Lorsque je travaille sur une exposition, des ouvrages littéraires m’accompagnent également, et donc des auteurs. Je me sers de la lecture comme certains artistes travaillent avec la musique. Cela m’aide à trouver une voie, un déroulé. Ces ouvrages peuvent être très différents : romans, essais de philosophie et d’anthropologie, etc. Après lecture des livres de Lévi-Strauss, je me suis par exemple intéressé à Dina Dreyfus, sa première femme, qui est l’instigatrice de son voyage au Brésil et qui est à peine évoquée dans Tristes Tropiques. Dina Dreyfus était une femme passionnante et secrète, voyageuse, résistante, romancière de polar et critique cinématographique. Je me suis servi de tout ça pour l’exposition _Foresta Dina_4. J’y présentais, entre autre, deux séries d’anneaux de rideau de douche moulés, la reproduction d’un dessin d’une revue anthropologique et une sculpture informe en sucre présentée sur le frigo des ateliers de Clermont-Ferrand.
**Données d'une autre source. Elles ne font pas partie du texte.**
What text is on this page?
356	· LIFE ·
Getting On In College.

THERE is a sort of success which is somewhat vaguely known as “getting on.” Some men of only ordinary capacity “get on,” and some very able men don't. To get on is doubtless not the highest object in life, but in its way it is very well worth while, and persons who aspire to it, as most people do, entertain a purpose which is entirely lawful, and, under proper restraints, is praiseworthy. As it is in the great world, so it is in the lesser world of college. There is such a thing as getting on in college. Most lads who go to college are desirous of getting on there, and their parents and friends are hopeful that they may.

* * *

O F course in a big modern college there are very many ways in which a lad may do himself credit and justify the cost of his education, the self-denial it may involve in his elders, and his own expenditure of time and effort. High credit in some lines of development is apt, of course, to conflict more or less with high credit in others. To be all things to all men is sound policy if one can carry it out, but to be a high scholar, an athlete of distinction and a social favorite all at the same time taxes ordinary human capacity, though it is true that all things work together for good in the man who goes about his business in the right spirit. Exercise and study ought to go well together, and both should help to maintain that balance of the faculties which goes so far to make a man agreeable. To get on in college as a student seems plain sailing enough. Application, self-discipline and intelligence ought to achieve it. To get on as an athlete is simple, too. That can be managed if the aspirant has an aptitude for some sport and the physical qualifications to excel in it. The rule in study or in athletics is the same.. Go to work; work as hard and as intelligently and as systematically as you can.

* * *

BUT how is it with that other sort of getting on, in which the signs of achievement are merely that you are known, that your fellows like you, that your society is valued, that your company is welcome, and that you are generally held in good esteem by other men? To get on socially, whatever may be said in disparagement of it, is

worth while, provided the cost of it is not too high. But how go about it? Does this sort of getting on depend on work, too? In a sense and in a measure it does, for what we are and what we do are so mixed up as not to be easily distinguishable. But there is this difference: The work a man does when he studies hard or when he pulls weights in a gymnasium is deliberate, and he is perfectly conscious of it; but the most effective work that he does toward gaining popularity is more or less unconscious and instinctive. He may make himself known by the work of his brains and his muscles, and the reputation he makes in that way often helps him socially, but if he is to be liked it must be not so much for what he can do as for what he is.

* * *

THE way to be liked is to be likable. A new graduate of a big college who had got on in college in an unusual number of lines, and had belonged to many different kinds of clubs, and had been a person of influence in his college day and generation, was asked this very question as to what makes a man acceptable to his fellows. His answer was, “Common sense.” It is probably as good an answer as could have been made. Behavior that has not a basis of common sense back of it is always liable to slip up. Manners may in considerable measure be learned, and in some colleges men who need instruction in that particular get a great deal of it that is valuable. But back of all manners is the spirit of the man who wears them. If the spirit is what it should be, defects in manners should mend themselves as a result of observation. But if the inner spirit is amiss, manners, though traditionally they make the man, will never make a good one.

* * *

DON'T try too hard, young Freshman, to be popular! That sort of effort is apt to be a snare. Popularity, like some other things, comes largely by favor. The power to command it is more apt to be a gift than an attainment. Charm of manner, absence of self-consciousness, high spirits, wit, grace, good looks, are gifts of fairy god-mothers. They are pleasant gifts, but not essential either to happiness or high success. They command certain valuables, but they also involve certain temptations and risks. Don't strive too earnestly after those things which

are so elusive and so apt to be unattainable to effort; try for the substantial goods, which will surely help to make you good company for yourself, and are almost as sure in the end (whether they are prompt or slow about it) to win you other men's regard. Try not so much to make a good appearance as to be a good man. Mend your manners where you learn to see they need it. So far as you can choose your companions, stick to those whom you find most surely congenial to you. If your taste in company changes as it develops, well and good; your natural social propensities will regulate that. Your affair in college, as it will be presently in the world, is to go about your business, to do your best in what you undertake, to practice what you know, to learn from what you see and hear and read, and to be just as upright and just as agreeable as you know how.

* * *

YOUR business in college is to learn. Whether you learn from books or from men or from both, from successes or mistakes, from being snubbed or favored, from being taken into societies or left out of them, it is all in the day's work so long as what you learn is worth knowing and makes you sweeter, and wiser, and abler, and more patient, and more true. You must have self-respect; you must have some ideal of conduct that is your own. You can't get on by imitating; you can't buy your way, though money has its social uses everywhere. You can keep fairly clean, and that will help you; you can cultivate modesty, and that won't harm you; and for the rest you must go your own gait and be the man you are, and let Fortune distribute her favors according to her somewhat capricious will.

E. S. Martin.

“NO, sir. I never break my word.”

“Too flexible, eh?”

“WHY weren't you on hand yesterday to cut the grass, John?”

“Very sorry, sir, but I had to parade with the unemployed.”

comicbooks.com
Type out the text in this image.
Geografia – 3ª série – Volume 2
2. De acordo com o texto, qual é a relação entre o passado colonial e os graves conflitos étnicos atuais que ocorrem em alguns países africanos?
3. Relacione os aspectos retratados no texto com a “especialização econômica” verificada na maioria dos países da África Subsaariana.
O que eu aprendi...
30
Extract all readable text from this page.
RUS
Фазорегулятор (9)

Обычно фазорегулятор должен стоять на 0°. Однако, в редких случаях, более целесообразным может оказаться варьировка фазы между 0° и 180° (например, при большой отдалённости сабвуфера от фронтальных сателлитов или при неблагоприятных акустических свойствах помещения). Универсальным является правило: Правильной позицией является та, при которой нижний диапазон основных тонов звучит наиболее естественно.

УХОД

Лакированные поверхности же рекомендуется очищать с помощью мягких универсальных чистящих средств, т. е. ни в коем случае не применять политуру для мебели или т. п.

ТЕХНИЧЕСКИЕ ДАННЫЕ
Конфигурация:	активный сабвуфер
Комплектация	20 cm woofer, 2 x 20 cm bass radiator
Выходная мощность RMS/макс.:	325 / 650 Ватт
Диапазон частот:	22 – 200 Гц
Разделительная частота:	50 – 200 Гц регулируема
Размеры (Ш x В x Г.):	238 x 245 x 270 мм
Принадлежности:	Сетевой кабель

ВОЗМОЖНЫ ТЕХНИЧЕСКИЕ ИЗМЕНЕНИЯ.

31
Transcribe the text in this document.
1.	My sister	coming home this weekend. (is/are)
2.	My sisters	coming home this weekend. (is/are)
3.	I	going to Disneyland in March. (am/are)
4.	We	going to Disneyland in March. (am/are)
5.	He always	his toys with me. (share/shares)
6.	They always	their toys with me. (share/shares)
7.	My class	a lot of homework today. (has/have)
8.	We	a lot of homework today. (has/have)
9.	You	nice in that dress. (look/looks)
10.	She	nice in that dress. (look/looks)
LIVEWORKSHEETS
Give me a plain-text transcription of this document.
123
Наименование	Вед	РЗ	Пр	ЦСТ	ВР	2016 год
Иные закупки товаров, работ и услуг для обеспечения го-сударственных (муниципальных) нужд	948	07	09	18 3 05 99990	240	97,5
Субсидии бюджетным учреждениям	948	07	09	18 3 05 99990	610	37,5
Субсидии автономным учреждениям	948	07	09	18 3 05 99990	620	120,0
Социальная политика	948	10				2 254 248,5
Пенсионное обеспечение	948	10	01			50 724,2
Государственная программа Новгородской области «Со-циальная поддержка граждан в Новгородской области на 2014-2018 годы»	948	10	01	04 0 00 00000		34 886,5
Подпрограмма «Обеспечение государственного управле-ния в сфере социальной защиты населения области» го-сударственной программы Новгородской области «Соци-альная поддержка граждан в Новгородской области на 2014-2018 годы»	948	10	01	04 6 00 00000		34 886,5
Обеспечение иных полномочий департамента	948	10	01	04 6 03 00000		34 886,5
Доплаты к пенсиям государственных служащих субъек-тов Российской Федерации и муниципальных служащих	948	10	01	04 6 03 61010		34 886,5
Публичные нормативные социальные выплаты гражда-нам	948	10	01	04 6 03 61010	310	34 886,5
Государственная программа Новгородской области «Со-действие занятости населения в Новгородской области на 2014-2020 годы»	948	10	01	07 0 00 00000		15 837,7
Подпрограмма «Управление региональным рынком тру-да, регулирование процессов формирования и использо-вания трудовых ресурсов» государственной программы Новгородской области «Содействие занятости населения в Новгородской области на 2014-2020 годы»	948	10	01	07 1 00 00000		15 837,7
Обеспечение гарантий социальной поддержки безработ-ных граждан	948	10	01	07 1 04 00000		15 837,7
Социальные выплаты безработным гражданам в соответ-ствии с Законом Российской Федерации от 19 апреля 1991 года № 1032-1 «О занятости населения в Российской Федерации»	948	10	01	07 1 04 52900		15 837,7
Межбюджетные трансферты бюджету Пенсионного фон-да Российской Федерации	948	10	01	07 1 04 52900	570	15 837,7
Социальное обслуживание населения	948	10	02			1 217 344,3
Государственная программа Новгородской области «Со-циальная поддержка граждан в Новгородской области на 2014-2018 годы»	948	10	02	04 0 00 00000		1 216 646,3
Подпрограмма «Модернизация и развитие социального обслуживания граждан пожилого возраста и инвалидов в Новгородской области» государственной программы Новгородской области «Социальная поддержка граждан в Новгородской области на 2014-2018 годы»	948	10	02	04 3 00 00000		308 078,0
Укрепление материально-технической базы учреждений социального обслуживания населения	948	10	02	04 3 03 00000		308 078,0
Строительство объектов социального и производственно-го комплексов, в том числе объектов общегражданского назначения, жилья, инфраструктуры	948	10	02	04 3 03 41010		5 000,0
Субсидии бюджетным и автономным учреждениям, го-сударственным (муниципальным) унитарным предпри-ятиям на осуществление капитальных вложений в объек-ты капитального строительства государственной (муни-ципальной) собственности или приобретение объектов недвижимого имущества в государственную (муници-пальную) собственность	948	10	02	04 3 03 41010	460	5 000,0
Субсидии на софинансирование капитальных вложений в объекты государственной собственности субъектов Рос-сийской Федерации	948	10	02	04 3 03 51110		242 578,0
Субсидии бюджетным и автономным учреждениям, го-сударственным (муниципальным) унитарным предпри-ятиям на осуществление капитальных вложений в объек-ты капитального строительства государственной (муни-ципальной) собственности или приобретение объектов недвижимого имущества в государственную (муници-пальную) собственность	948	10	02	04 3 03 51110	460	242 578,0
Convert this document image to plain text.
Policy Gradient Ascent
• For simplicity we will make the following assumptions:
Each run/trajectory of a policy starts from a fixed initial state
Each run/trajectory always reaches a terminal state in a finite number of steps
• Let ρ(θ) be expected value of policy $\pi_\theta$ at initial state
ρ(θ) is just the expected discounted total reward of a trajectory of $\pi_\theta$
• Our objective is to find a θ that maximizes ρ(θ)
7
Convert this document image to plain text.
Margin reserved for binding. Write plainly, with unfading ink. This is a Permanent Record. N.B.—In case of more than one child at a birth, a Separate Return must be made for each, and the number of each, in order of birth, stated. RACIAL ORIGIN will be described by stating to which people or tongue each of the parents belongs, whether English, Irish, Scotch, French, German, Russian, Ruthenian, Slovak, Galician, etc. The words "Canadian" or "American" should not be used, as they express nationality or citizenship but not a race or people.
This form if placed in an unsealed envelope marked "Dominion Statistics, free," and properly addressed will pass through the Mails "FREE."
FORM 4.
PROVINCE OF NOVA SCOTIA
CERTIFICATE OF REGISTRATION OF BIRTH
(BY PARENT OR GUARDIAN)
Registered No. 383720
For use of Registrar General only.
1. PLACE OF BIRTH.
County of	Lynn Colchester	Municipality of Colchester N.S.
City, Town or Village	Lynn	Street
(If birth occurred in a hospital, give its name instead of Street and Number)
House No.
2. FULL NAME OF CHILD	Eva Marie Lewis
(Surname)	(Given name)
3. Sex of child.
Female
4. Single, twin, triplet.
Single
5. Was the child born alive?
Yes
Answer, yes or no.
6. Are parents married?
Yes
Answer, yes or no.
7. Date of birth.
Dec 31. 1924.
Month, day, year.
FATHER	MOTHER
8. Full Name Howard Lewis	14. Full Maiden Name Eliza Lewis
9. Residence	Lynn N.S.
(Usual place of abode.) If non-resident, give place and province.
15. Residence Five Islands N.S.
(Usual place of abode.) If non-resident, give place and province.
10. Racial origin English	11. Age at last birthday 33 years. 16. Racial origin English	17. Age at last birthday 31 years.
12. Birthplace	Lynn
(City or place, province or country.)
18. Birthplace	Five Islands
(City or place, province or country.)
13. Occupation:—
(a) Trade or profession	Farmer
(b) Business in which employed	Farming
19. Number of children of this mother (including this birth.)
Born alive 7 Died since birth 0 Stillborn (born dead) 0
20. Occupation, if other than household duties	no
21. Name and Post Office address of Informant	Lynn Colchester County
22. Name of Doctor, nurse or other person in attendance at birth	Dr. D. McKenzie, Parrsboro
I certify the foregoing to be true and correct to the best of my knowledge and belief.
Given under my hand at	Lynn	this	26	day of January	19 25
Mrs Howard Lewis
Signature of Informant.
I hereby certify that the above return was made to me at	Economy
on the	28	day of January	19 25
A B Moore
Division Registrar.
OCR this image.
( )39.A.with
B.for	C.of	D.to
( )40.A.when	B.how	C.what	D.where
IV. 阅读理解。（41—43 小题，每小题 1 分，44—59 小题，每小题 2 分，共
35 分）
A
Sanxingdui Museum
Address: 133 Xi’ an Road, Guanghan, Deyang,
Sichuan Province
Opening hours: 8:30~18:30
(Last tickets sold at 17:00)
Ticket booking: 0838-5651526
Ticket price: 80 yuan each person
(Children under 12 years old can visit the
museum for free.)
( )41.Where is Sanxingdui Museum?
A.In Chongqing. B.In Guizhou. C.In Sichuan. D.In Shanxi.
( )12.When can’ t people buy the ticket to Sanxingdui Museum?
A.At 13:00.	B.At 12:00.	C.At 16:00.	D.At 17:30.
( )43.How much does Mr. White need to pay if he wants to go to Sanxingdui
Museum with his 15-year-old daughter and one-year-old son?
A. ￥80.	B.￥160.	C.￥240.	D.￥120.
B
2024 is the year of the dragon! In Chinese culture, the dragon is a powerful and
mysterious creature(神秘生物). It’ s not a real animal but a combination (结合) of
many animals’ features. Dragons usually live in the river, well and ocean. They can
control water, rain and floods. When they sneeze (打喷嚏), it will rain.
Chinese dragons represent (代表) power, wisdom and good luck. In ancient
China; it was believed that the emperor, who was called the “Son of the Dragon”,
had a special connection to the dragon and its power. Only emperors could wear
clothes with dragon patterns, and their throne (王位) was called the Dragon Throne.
Pour continuer sur tes modes opératoires, tu avais évoqué l’idée d’une composition avec une cheminée et un monstre lors une présentation de ton travail au Frac Bretagne. Comment organises-tu plastiquement le scénario sensible et intelligible de tes expositions ?
Mes expositions sont les extraits d’un travail continu. Toutes les sculptures présentées découlent d’une seule et même réflexion avec des processus plus ou moins longs. Je peux présenter des pièces conçues à l’atelier mais j’aime aussi en faire des nouvelles qui seront spécifiques aux lieux. Il n’y a toutefois pas d’improvisation car je prépare bien les choses en amont, et le temps de travail à l’atelier me permet de réfléchir à l’articulation des oeuvres et à l’ensemble de l’exposition. Je me souviens bien de t’avoir parlé de cette histoire de monstre et de cheminée. C’est une plaisanterie sérieuse en ce qui concerne la scénographie d’exposition. Le monstre consiste en une pièce imposante,
énigmatique ou impressionnante. Et la cheminée est, quant à elle, une verticale qui vient souligner l’espace
d’exposition. On avait théorisé cela avec un ami aux Beaux-arts… Mais plus sérieusement, je connais pas mal d’artistes qui ont une façon très personnelle d’expérimenter l’espace.

En ce qui concerne l’attribution des décisions relatives à l’artiste et au curator, comment te positionnes-tu ? Je pense ici à l’exposition Constellation qui a eu lieu au Quartier en 2015, dans laquelle le socle jaune semblait être une sorte de règle du jeu.
En ce qui concerne les contraintes, j’ai tendance à prendre les choses à l’envers. En l’occurrence, pour le socle jaune proposé par Laetitia Gorsy, j’ai pensé à une sculpture (informe) qui tenait sur un point par un jeu d’équilibre. Je donne toujours une possibilité de lire les oeuvres autrement, à un autre degré. Si le public ne fait pas l’effort, il reste toujours le plaisir de la sculpture. Je suis attentif aux commissaires et j’aime échanger, parler des pièces et des expositions qui n’existent pas encore, partager seulement des idées !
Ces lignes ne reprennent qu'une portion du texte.